Saturday night at Anfield brings a fourth-round FA Cup tie that feels far more loaded than a typical “Premier League vs Premier League” cup date, with Liverpool welcoming Brighton & Hove Albion for an 8pm kick-off and a place in the fifth round at stake. The setting is familiar, the stakes are immediate, and the context around both squads adds a layer of intrigue: one side managing a mounting injury list while trying to keep multiple objectives on track, the other arriving with cup momentum from a statement win in the previous round but league form that has recently been harder to steady.
Confidence on Merseyside is anchored by a gritty away win in the most recent match played in any competition, a 1–0 Premier League victory at Sunderland on Wednesday 11 February. Virgil van Dijk’s second-half header settled it, with Mohamed Salah supplying the delivery, and the result ended Sunderland’s unbeaten home league run this season. It was the kind of performance that can be valuable at this stage of a campaign: controlled in long stretches, decisive from a set piece, and professional enough to navigate a tricky atmosphere, even if it arrived with a significant downside in the shape of an injury that now hangs over this cup weekend.
That concern centres on Wataru Endo, who went off injured at the Stadium of Light and has been ruled out for a long spell with an ankle injury, a blow that bites even harder given the broader defensive availability issues already in play. Arne Slot has also spoken this week about the need for careful load management in a congested schedule, noting existing absentees including defenders Giovanni Leoni, Conor Bradley and Jeremie Frimpong, while also acknowledging that academy options may come into the conversation as the staff try to strike the balance between freshness and strength. Even without guessing the starting XI, the message is clear: selection will be shaped as much by who is available and how bodies are coping as by any desire to rotate for rotation’s sake.
Brighton’s most recent outing carried a very different emotional aftertaste. A 1–0 Premier League defeat at Aston Villa on the same midweek evening ended with late frustration, settled by a Jack Hinshelwood own goal that left the Seagulls with nothing to show for a game that remained tight deep into the second half. It was the kind of result that can drain confidence during a tricky run, yet cup football has offered a contrasting narrative for Fabian Hürzeler’s side this season, and their route to this stage underlined their ability to deliver when the spotlight is brightest.
The third round produced exactly that kind of statement, with Brighton winning 2–1 away at Manchester United to book their place in the fourth round. Brajan Gruda opened the scoring and Danny Welbeck added a second, with United pulling one back late in a match that still finished with the visitors celebrating a significant away scalp. That win matters in the context of a trip to Anfield because it demonstrates the one thing cup ties often hinge on: the ability to take key moments, stay organised, and handle pressure when the stadium expects you to fold.
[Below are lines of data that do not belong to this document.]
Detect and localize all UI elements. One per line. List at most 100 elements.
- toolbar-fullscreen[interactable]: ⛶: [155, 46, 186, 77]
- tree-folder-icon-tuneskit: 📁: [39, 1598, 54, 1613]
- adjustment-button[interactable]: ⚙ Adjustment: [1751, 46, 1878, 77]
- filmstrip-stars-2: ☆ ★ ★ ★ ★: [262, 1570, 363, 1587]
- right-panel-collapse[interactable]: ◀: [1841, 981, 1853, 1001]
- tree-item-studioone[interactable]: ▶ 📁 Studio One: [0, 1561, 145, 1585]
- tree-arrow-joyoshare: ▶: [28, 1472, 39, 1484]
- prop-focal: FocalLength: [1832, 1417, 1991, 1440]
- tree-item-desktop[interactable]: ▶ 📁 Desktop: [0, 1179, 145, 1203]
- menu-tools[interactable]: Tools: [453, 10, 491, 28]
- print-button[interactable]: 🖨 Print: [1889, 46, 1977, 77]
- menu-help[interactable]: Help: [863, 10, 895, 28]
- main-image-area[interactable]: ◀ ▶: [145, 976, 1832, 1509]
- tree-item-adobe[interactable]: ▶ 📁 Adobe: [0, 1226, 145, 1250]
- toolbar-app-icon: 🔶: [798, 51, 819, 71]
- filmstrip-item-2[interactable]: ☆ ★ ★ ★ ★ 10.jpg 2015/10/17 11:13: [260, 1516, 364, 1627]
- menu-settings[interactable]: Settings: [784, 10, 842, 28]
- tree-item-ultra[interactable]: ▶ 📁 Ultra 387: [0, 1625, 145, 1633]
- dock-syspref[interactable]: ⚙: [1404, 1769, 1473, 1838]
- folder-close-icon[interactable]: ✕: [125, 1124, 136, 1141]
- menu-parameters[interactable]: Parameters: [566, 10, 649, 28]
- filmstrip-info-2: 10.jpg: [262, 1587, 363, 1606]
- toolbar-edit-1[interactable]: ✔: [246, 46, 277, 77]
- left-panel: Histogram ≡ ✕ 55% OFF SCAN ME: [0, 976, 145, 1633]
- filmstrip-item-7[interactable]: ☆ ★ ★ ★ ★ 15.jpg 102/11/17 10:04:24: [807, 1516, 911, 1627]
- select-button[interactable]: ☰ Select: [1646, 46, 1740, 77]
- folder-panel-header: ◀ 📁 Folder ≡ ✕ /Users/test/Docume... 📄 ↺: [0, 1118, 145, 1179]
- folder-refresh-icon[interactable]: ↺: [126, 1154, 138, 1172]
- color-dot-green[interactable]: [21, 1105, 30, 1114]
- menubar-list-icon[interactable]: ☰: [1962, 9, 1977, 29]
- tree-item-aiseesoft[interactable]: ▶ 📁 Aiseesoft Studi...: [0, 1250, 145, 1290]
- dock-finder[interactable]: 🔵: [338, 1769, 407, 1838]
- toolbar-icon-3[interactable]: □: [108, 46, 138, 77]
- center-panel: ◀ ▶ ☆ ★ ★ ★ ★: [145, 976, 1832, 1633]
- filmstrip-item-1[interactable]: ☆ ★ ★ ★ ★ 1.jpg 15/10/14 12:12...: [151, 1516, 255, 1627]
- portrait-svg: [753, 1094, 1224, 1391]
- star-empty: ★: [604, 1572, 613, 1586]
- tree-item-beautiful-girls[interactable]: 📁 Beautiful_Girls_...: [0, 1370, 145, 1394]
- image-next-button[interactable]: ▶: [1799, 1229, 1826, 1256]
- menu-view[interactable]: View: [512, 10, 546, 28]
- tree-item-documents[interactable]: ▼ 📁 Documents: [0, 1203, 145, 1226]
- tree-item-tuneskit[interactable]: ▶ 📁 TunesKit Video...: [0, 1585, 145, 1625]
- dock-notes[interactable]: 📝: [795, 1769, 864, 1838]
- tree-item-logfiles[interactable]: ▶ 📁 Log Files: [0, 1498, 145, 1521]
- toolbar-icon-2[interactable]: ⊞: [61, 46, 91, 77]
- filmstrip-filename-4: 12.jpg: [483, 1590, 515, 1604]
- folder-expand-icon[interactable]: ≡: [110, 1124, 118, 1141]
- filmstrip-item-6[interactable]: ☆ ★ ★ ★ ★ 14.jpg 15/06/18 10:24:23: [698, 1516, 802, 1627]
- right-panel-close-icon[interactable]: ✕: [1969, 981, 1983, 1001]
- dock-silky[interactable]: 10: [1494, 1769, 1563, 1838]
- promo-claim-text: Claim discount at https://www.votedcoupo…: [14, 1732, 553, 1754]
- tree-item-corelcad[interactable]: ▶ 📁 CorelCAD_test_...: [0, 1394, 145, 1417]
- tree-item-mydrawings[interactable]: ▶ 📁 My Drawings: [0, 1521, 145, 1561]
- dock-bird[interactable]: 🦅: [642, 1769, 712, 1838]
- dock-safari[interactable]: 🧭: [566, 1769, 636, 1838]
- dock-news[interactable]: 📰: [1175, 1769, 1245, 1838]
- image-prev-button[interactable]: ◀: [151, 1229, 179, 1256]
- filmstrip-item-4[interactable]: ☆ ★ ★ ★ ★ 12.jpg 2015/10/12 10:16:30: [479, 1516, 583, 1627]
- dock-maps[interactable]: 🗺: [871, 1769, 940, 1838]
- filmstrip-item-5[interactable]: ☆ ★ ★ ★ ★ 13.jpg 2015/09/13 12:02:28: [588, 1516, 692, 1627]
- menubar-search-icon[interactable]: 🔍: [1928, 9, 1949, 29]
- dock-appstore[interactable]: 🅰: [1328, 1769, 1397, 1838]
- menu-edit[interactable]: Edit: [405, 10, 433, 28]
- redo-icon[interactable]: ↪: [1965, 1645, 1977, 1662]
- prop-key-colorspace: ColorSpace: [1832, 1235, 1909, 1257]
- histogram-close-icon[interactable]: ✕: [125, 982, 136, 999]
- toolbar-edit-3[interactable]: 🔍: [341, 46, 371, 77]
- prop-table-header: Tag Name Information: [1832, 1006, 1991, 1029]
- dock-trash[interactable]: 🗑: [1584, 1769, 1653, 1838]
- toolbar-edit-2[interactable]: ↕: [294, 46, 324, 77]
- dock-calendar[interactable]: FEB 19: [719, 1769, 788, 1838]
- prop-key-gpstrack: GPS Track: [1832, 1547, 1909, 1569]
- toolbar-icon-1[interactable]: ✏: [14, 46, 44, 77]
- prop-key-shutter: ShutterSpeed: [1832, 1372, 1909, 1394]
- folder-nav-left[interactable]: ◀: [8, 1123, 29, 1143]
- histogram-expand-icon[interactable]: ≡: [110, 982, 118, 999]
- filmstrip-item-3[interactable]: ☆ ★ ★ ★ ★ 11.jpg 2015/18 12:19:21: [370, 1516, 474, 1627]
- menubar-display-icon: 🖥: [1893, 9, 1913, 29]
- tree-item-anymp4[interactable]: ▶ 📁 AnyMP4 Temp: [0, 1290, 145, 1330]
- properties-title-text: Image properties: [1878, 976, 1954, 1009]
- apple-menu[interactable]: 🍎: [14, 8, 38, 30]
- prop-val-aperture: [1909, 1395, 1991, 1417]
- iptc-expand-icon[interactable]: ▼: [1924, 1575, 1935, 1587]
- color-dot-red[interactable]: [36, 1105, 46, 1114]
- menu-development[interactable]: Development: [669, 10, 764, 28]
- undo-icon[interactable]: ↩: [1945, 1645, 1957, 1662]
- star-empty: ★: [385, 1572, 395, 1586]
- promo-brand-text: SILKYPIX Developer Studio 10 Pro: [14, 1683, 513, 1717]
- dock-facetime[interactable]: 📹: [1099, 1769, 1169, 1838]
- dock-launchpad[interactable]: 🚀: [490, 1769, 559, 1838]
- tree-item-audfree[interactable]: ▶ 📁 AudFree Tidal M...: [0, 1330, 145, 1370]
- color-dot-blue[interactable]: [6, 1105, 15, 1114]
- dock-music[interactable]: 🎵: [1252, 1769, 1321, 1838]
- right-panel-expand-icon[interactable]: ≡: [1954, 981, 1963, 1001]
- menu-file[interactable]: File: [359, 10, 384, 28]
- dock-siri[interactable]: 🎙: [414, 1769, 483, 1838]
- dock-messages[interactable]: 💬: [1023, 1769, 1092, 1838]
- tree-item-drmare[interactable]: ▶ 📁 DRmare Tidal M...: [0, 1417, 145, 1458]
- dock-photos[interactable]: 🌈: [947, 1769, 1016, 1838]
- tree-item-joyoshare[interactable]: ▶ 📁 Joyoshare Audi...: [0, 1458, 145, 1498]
Team news offers Brighton a small but meaningful lift. The club has confirmed there are no new injury concerns ahead of the trip, with Mats Wieffer available again and Jan Paul van Hecke fit to start, while Yasin Ayari remains out as he continues his rehabilitation. Availability doesn’t guarantee performance, but it does expand the options for a side that has at times had to patch together solutions in midfield and defence, and it helps explain why the visitors will feel this tie is an opportunity rather than simply an ordeal.
From a “players in form” perspective, Liverpool’s latest match provides a natural headline: Van Dijk arriving to decide a game at a critical moment, with Salah once again supplying the quality from wide areas that can break even disciplined structures. The broader attacking threat remains obvious, but the key for this cup night may be less about volume and more about sharpness—turning pressure into goals before the contest becomes nervy and the underdog’s belief grows. For Brighton, Welbeck’s contribution at Old Trafford remains the standout recent cup note, while Gruda’s opening goal in that tie underlines a capacity to land a first punch even in hostile surroundings. With Wieffer back and van Hecke available, there is also the prospect of greater stability in the spine, which can be crucial if the plan is to stay compact, survive the early waves and then pick moments to break.
All the ingredients point toward a match shaped by control, concentration and game state. An early breakthrough would suit the hosts, allowing them to dictate the pace and protect legs in a demanding period, while a tight first hour would suit Brighton, inviting the kind of tension Anfield can generate when a cup tie refuses to behave. The format adds the final edge: there is no replay, so if it’s level after 90 minutes, extra time and penalties will settle it on the night. That reality tends to change behaviour—risk calculations, substitutions, and the willingness to commit numbers forward—making this a tie where one clean set piece, one transition, or one lapse in focus could swing the entire narrative in a matter of seconds.